Non sparate su Iacchetti!
Il comico non è il colpevole: è il sintomo di un sistema che preferisce l’effetto alla sostanza.
Italia, 2025. In un panorama mediatico che fatica a distinguere tra contenuto e spettacolo, ci ritroviamo a riflettere su un fenomeno che dice molto più di quanto sembri: l’ascesa di Enzo Iacchetti nei salotti televisivi del dibattito politico. Non è lui il problema, ma ciò che rappresenta. Il suo ritorno non è una scelta individuale, è una risposta del sistema a una crisi di senso.
La televisione generalista, da tempo, ha smesso di cercare voci nuove. Preferisce volti familiari, capaci di generare attenzione senza necessariamente offrire profondità. In questo contesto, il comico che si reinventa opinionista non è un’anomalia: è una scorciatoia. Il pensiero critico viene sostituito da slogan, la complessità da semplificazioni teatrali. Non si cerca chi ha studiato, ma chi sa bucare lo schermo.
La benzina sul fuoco
Il sistema non invita chi può chiarire, ma chi può infiamare. Il dibattito si trasforma in arena, dove la ragione è spesso sacrificata sull’altare della visibilità. Il pubblico non è chiamato a comprendere, ma a reagire. E chi ha esperienza di palcoscenico ha un vantaggio evidente: sa come si cattura l’attenzione, come si polarizza, come si trasforma ogni tema in occasione per un applauso o un’indignazione.
Non è Iacchetti a cercare la ribalta: è la ribalta che cerca lui. Perché il sistema ha fame di riconoscibilità, non di contenuti. Ha bisogno di volti che rassicurano, anche quando il messaggio è confuso. E noi, spettatori, ci ritroviamo a confondere la familiarità con l’autorevolezza, il tono deciso con la competenza.
Nessuna spiegazione
Abbiamo vissuto anni senza di lui nel dibattito politico, e non ne abbiamo sentito la mancanza. Ma ora che il sistema lo ripropone, ci accorgiamo che non è una questione di merito, ma di necessità mediatica. Perché investire su pensieri scomodi, su voci nuove, su analisi rigorose è faticoso. Meglio chi ha già fatto ridere, chi sa stare in scena, chi non mette in discussione le regole del gioco.

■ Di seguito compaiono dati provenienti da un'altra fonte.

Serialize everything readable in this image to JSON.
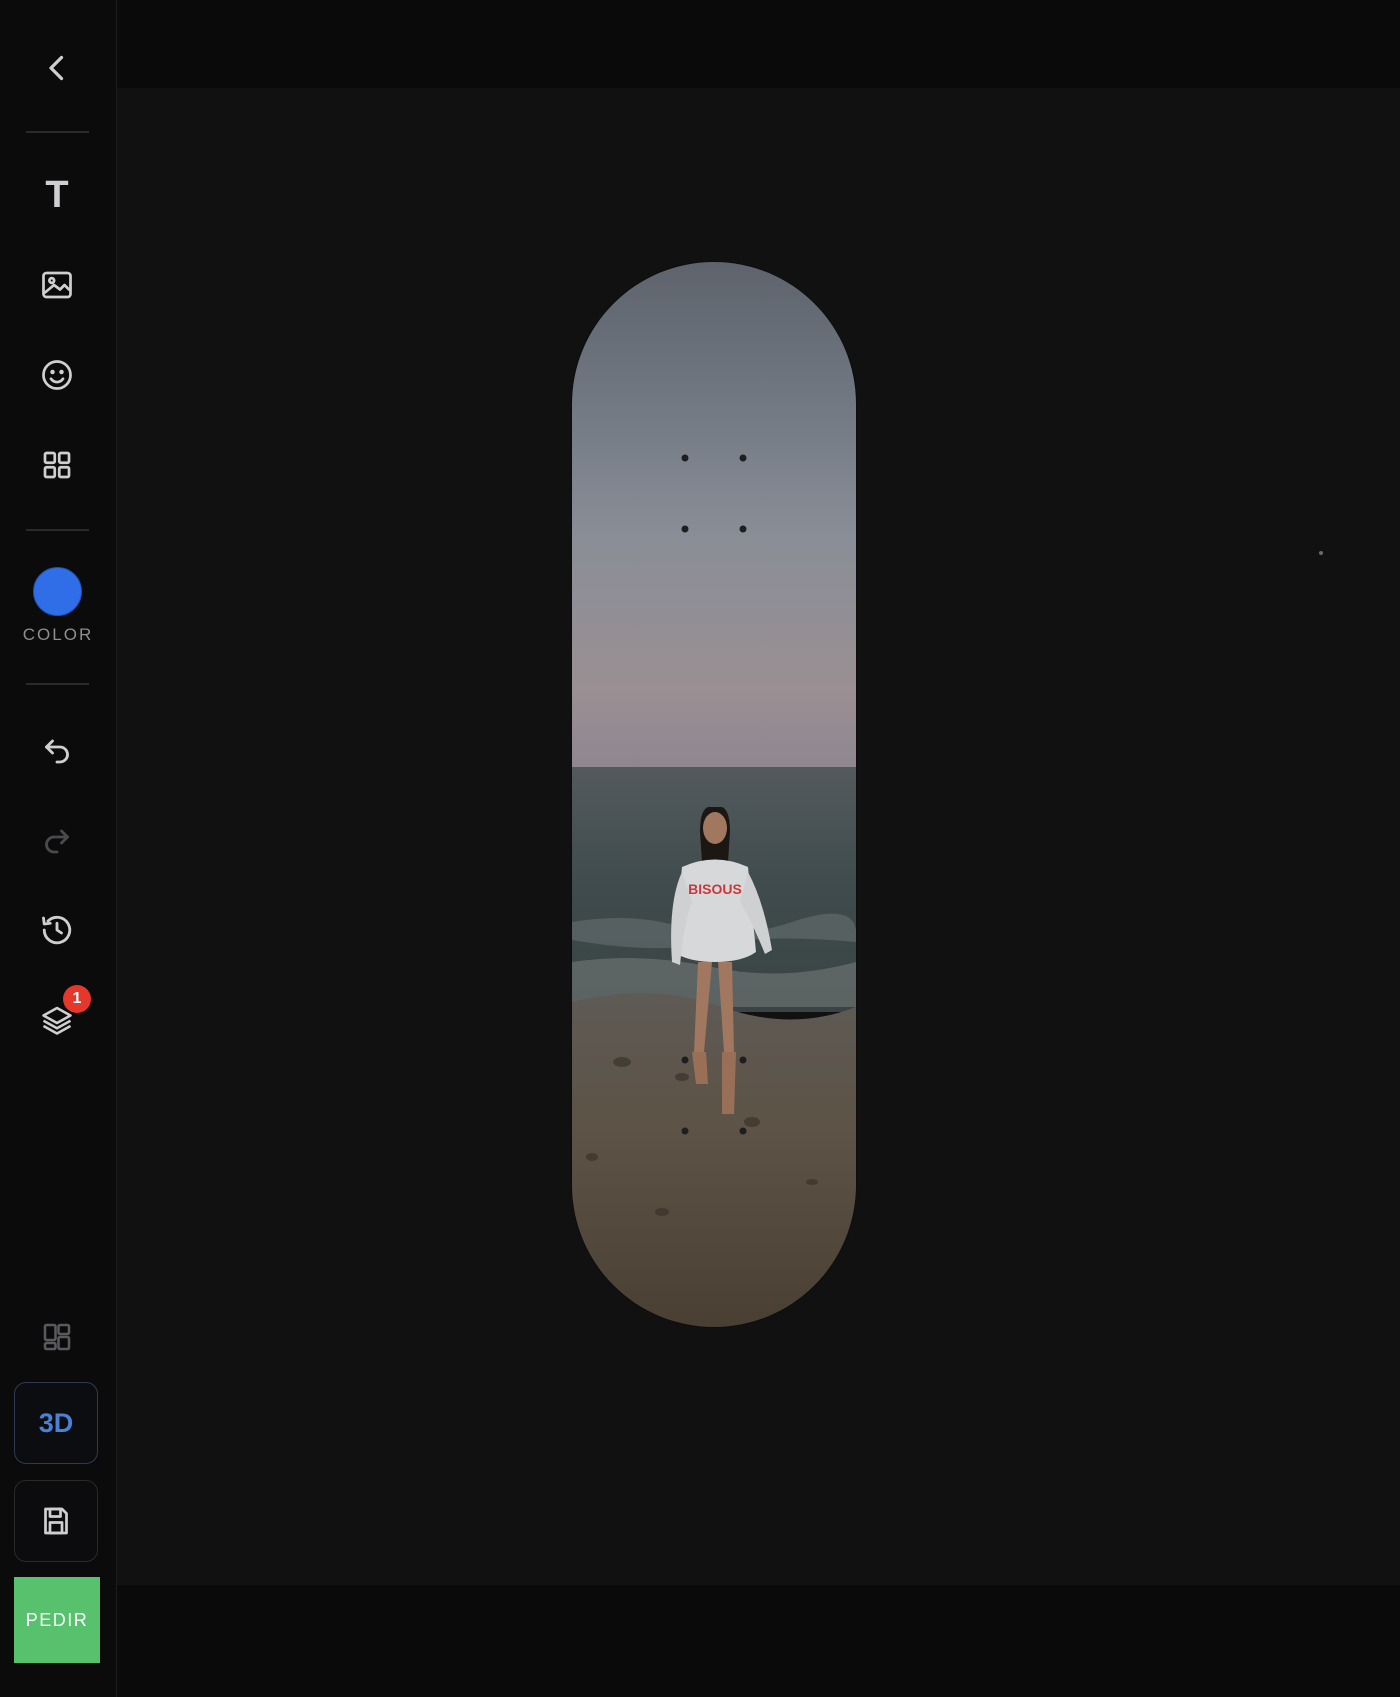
{
  "sidebar": {
    "tools": {
      "text_tool_glyph": "T",
      "color_label": "COLOR",
      "layers_badge": "1"
    },
    "buttons": {
      "view_3d_label": "3D",
      "order_label": "PEDIR"
    }
  },
  "deck": {
    "print_text": "BISOUS"
  },
  "colors": {
    "selected_color": "#2f6ee6",
    "order_button": "#57c16d",
    "badge": "#e5372b",
    "accent_3d": "#4a80d6"
  },
  "icons": [
    "back-icon",
    "text-icon",
    "image-icon",
    "emoji-icon",
    "templates-icon",
    "undo-icon",
    "redo-icon",
    "history-icon",
    "layers-icon",
    "layout-icon",
    "save-icon"
  ]
}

La vera domanda non è come abbiamo fatto senza Iacchetti, ma perché ora abbiamo bisogno di lui. E la risposta è inquietante: perché abbiamo smesso di distinguere tra chi ha qualcosa da dire e chi sa semplicemente come dirlo. Il sistema non premia la verità, ma l’efficacia comunicativa. E finché confonderemo il rumore con il pensiero, continueremo a chiamare chi sa intrattenere, anche quando il compito sarebbe capire.